L'armée américaine a déclaré mardi qu'elle était prête à relancer des "opérations importantes de combat" si l'Iran réagissait à son intervention dans le détroit d'Ormuz. Cette annonce fait suite à des affrontements récents et à de nouvelles frappes sur les Émirats, menaçant ainsi le fragile cessez-le-feu en place.
Depuis le début du conflit, qui a éclaté le 28 février dernier entre les États-Unis, Israël et l'Iran, les pertes ont été sévères, notamment en Iran et au Liban. Téhéran contrôle désormais cette voie maritime cruciale pour le commerce mondial des hydrocarbures.
Pour tenter de gérer cette crise aggravante, qui propulse les prix du pétrole à la hausse, Washington a imposé en avril un blocus sur les ports iraniens. De plus, une opération dénommée Project Freedom a été lancée pour libérer de nombreux navires piégés dans le Golfe et leur permettre de traverser le détroit.
La réponse de Téhéran a été rapide, avec des tirs de missiles et de drones dirigiés vers des installations militaires américaines, qui ont été selon le Commandement central américain (Centcom) interceptés. A noter également qu'une explosion a été signalée sur un navire sud-coréen dans la région, selon les autorités de Séoul.
Le ministre de la Défense américain, Pete Hegseth, a souligné la détermination des États-Unis à ne pas permettre à l'Iran de bloquer une voie maritime reconnue internationalement, menaçant de lourdes représailles si les troupes américaines ou des navires commerciaux sont attaqués.
Le chef d'état-major, Dan Caine, a également témoigné de la préparation de l'armée à intensifier les opérations militaires contre l'Iran si nécessaire. Il est impératif de mettre fin à la situation actuelle, jugée insoutenable par de nombreux responsables.
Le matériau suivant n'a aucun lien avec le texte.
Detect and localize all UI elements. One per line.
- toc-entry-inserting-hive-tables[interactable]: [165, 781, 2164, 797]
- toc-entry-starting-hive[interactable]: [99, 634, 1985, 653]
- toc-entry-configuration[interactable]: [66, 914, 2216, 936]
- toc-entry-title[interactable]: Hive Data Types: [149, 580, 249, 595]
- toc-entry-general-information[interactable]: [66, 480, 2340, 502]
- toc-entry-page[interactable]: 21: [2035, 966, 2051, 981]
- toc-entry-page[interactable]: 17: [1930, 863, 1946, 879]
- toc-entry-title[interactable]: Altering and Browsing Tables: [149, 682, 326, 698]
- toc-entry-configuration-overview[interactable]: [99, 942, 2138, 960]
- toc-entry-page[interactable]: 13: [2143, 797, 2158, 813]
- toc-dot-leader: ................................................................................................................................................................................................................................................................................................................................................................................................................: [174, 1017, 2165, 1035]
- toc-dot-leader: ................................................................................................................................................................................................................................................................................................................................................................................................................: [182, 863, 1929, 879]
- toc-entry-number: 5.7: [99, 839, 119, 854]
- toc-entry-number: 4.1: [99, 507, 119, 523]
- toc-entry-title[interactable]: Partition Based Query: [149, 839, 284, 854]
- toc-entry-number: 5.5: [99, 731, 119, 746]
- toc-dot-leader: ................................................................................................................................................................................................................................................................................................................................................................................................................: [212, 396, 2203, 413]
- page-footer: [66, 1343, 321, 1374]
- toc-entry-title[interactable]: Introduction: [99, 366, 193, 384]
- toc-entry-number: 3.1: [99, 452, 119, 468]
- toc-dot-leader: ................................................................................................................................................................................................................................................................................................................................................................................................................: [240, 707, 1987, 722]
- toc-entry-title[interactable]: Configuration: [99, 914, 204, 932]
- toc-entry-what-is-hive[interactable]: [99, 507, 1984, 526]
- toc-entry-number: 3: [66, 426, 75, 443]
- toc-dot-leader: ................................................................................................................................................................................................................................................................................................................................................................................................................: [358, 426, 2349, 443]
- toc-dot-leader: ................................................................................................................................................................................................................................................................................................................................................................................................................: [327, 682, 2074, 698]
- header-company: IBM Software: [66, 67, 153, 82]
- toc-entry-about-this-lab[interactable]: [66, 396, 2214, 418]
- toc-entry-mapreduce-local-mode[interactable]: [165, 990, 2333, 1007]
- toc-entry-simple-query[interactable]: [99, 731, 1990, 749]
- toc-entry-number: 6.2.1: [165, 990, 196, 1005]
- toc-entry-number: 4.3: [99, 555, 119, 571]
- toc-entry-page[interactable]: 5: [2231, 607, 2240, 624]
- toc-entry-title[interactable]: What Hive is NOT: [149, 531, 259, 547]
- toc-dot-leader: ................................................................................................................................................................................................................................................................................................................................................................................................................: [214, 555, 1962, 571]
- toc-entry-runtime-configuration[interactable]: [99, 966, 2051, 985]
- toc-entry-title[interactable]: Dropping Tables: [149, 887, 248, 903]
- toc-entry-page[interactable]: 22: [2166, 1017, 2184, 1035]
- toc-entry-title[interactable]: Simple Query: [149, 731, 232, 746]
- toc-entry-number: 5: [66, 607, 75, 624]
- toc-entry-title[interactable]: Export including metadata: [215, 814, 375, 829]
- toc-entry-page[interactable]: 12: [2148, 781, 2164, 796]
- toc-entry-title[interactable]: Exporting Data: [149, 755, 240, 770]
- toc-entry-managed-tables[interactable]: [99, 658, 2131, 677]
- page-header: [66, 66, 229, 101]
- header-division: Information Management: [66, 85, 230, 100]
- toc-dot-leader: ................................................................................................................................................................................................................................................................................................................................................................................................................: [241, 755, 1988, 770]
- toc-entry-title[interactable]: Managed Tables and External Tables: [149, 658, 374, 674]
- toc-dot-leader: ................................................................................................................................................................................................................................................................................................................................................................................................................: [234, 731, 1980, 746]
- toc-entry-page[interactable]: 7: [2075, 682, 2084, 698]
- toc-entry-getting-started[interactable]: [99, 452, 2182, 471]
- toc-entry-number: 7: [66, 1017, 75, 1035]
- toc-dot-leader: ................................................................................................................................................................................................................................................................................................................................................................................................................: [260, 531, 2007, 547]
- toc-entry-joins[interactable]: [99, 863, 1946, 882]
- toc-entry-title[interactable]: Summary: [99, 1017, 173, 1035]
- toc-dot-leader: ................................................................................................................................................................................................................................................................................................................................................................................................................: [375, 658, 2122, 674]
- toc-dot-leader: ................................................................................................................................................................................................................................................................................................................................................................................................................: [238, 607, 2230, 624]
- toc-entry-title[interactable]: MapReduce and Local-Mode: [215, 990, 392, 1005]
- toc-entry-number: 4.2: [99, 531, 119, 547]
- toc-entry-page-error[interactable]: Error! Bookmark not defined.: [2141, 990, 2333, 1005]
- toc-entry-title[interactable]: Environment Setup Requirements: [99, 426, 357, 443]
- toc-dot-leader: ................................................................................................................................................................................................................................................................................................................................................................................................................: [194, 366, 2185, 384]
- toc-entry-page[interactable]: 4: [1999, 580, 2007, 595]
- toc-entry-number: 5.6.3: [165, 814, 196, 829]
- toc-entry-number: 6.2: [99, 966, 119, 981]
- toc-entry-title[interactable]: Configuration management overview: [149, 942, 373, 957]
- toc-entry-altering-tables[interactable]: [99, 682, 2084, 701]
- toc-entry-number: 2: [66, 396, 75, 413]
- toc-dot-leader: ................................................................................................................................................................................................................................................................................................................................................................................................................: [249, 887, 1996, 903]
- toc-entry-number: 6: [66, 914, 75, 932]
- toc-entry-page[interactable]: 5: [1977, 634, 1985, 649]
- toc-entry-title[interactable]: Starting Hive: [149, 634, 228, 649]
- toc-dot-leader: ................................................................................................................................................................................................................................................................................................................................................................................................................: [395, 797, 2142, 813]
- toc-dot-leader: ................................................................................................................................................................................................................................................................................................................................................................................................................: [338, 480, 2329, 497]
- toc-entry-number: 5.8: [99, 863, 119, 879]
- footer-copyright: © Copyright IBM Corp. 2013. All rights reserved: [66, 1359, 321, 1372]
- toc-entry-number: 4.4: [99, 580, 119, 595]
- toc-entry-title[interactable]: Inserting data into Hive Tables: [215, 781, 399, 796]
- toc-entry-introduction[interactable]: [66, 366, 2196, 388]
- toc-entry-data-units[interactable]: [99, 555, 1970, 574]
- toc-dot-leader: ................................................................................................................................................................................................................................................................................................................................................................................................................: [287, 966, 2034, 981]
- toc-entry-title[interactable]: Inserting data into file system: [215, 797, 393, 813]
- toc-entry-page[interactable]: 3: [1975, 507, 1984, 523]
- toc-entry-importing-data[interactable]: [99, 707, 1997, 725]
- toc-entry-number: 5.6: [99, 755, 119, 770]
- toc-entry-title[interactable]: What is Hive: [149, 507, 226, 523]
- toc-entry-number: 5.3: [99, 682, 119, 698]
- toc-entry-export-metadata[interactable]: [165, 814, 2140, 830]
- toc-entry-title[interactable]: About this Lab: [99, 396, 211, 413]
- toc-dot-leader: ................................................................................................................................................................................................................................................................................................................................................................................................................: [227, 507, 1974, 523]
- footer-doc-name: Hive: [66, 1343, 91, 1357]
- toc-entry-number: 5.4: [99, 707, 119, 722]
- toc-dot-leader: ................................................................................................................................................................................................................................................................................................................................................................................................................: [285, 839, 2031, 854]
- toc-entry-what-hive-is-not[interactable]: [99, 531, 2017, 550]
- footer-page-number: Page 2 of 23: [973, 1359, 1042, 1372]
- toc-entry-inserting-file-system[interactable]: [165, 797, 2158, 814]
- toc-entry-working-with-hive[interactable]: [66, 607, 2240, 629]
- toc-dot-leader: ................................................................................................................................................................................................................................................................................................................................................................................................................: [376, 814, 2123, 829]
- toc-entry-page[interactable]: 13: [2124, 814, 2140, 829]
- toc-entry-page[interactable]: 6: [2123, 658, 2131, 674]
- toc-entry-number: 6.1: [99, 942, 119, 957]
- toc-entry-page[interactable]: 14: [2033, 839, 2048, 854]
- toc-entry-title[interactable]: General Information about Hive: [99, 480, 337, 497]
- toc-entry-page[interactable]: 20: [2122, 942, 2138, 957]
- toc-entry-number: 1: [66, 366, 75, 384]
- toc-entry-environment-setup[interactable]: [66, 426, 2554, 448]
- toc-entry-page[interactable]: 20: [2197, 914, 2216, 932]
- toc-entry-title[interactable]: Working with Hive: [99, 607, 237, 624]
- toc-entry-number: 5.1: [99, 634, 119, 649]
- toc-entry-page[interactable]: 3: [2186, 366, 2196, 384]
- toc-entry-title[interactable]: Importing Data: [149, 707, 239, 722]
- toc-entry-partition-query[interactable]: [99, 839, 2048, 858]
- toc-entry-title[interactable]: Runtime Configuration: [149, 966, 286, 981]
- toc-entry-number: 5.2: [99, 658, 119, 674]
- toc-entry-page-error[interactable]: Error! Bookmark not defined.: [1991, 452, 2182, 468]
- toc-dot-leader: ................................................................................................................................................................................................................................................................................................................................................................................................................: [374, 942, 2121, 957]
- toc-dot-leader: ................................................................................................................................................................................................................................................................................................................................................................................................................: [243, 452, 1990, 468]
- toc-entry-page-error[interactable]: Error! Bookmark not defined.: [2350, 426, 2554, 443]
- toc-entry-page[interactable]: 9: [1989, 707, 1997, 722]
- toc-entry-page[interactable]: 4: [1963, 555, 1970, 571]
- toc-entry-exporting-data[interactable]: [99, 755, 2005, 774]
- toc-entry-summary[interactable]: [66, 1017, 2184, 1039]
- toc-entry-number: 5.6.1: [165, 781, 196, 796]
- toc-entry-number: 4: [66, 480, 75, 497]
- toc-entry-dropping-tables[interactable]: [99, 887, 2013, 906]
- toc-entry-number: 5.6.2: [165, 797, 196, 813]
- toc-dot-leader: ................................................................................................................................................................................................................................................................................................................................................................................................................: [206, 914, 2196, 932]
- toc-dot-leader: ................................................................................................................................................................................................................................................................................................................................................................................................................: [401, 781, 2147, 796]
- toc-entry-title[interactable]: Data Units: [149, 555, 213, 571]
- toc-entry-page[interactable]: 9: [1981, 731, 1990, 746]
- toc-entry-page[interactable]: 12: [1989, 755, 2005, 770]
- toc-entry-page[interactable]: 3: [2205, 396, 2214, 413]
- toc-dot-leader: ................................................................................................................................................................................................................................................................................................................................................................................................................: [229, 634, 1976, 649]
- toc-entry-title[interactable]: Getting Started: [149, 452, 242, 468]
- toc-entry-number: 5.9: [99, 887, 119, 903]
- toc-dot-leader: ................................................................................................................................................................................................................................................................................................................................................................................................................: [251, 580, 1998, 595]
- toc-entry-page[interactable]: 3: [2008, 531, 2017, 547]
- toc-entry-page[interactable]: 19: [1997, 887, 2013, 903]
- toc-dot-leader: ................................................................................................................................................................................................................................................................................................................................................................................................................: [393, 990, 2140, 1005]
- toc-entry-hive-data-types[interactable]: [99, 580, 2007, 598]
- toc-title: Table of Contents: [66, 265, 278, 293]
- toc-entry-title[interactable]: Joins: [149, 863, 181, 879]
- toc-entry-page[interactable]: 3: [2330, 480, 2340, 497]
Le président du Parlement iranien, Mohammad Bagher Ghalibaf, a fustigé les États-Unis, accusant leurs actions de compromettre la sécurité des voies maritimes. La Fédération internationale des ouvriers du transport (ITF) a exprimé ses préoccupations quant à l'absence de garanties de sécurité pour les marins actuellement présents dans le Golfe.
Selon le Centcom, deux navires de commerce sous pavillon américain ont réussi à traverser le détroit lundi avec une escorte, malgré les démentis de l'Iran sur les accrochages maritimes. Les États-Unis ont aussi rapporté avoir détruit plusieurs embarcations iraniennes pendant l'opération.
Le ministère émirati des Affaires étrangères a exprimé ses craintes face à cette "escalade dangereuse", suite à une attaque de drone sur un site pétrolier, qui a causé des blessés et des dommages sérieux.
Dans un climat de tensions croissantes, le prix du baril de Brent atteint des sommets, oscillant autour des 111 dollars. Experts et analystes prévoient que la violence risque de s'intensifier avant qu'une issue diplomatique ne soit trouvée, comme le fait remarquer Kathleen Brooks, directrice de recherche pour XTB.
Les différends majeurs persistent entre les deux nations, en particulier concernant le dossier nucléaire. Malgré des tentatives de reprise des pourparlers, les discussions n'ont jusqu'à présent abouti à aucun résultat tangible.